As Sigurd stood there, something extraordinary happened. A drop of Fafnir's blood touched his finger, and without thinking, he put it to his lips. Instantly the world changed: the birds in the nearby trees were talking — actually talking — and Sigurd could understand every word. He stood very still and listened. 'So Sigurd has slain the dragon,' said one bird. 'Now Regin will come,' said another. 'And what does Regin plan to do?' asked a third.
'Regin plans to kill Sigurd and take the gold for himself,' sang the birds. 'That is why he sent the boy to do the dangerous work. He is Fafnir's brother — he wants the gold that was always his family's curse.' Sigurd stood very still, Gram in his hand. He thought of Regin — his teacher, the man who had forged his sword and taught him everything he knew. Betrayal has a particular feeling: cold, and very clear.
Regin arrived quickly, as the birds had predicted, with a calculating smile and excited eyes. 'You've done it!' he said. 'Well done, my boy. The treasure is just beyond those rocks...' He began to speak of how they would divide the gold. Sigurd looked at his teacher for a long moment — thinking of the years of lessons, the forged sword, the careful sending to a dragon's lair. Then he made a decision.
Sigurd acted swiftly and decisively, as a hero must.
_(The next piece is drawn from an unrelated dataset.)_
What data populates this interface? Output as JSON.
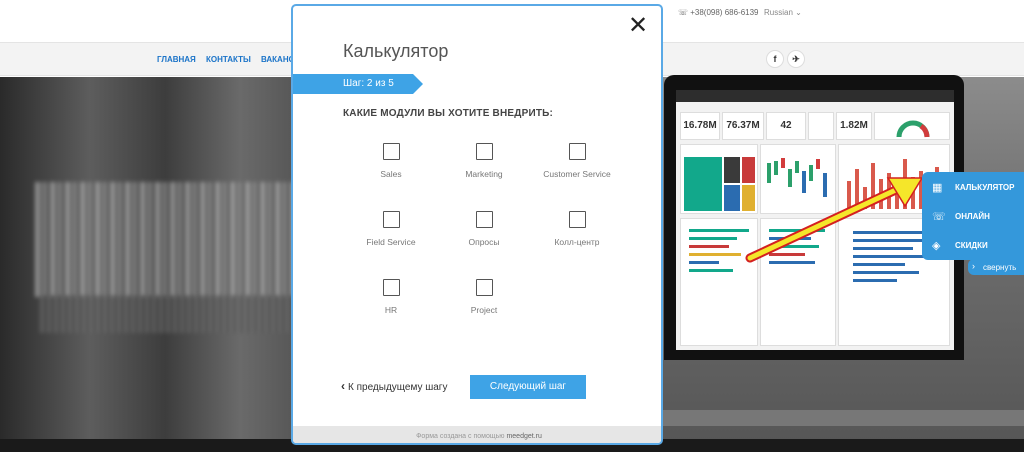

He would not let greed and betrayal follow him further down the road. When it was done, he was alone with the vast treasure hoard of Fafnir: mountains of gold and jewels and ancient artifacts, all of it glittering in the afternoon sun. Sigurd looked at it for a long time. The birds still chattered in the trees above, and they told him of greater adventures yet to come.
Sigurd loaded his horse Grani with as much of the treasure as it could carry — Grani was Odin's own grandson and could bear more than any ordinary horse. The birds directed him north, where they said a sleeping warrior-maiden awaited, surrounded by fire, waiting to be woken by a hero who knew no fear. Sigurd sheathed Gram, mounted Grani, and rode toward the mountains. The greatest dragon-slayer in Norse legend was only just beginning his story.